Overall, the U.S. economy added 195,000 jobs in June.
Janulaitis looks at four categories: computer systems design and related services increased by 7,300 jobs (versus 6,100 in May); data processing, hosting and related services added 1,800 jobs (200 jobs May); telecommunications gained 700 jobs (700 in May); and other information services gained 100 jobs (1,400 in May).
Foote reports that the average monthly IT job growth in the first half of 2013 is up 43 percent from calendar year 2012.
Foote also looks at management and technical consulting, which grew by 8,400 jobs last month (3,200 in May and 39,400 in the past six months).
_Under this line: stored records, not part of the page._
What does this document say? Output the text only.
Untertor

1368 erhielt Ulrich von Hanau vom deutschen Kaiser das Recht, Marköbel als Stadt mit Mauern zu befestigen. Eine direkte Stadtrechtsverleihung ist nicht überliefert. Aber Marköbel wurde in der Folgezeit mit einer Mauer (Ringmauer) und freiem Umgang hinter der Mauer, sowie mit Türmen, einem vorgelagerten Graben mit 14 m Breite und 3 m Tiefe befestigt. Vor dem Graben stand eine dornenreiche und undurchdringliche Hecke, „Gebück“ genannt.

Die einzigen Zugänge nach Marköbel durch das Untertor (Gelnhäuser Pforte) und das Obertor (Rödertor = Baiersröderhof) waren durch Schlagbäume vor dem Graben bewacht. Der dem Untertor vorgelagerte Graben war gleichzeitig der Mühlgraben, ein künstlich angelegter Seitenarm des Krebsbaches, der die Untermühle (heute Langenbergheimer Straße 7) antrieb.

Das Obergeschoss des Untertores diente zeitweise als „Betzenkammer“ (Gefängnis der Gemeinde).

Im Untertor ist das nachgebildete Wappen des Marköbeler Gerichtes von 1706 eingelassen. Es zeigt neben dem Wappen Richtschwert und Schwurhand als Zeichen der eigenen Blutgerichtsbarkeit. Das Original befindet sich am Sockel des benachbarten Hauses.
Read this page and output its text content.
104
Computer systems design and related services added 30,900 positions in the past six months.
Telecommunications, which has been on a long decline, and the data processing and hosting category had a combined 2,500 new positions in June, though they have been averaging 1,640 for the first five months of the year.
“Based on our interviews with over 96 CIOs in the last 30 days, we concluded that CIOs are not in a great hurry to hire new staff except to meet short-term needs until they see a clear trend as to what is happening with the economy,” Janulaitis said. “Sixty-seven percent of the CIOs we interviewed do not see any real push to expand staffing over the next 12 months.”
That more closely jibes with a survey from Robert Half Technology that found that the percentage of CIOs planning to expand their IT departments in the third quarter dropped to 12 percent from 14 percent in the second quarter.
However, according to a Dice survey, 73 percent of hiring managers said they will add staff in the second half of 2013, compared with 64 percent who said so about the first half of the year.
Foote, meanwhile, points to momentum in the IT hiring numbers and managers “clean sheeting” their IT organizations – “substantially refocusing their strategic targets and redefining what is core versus noncore as far as their investments in technology and people.”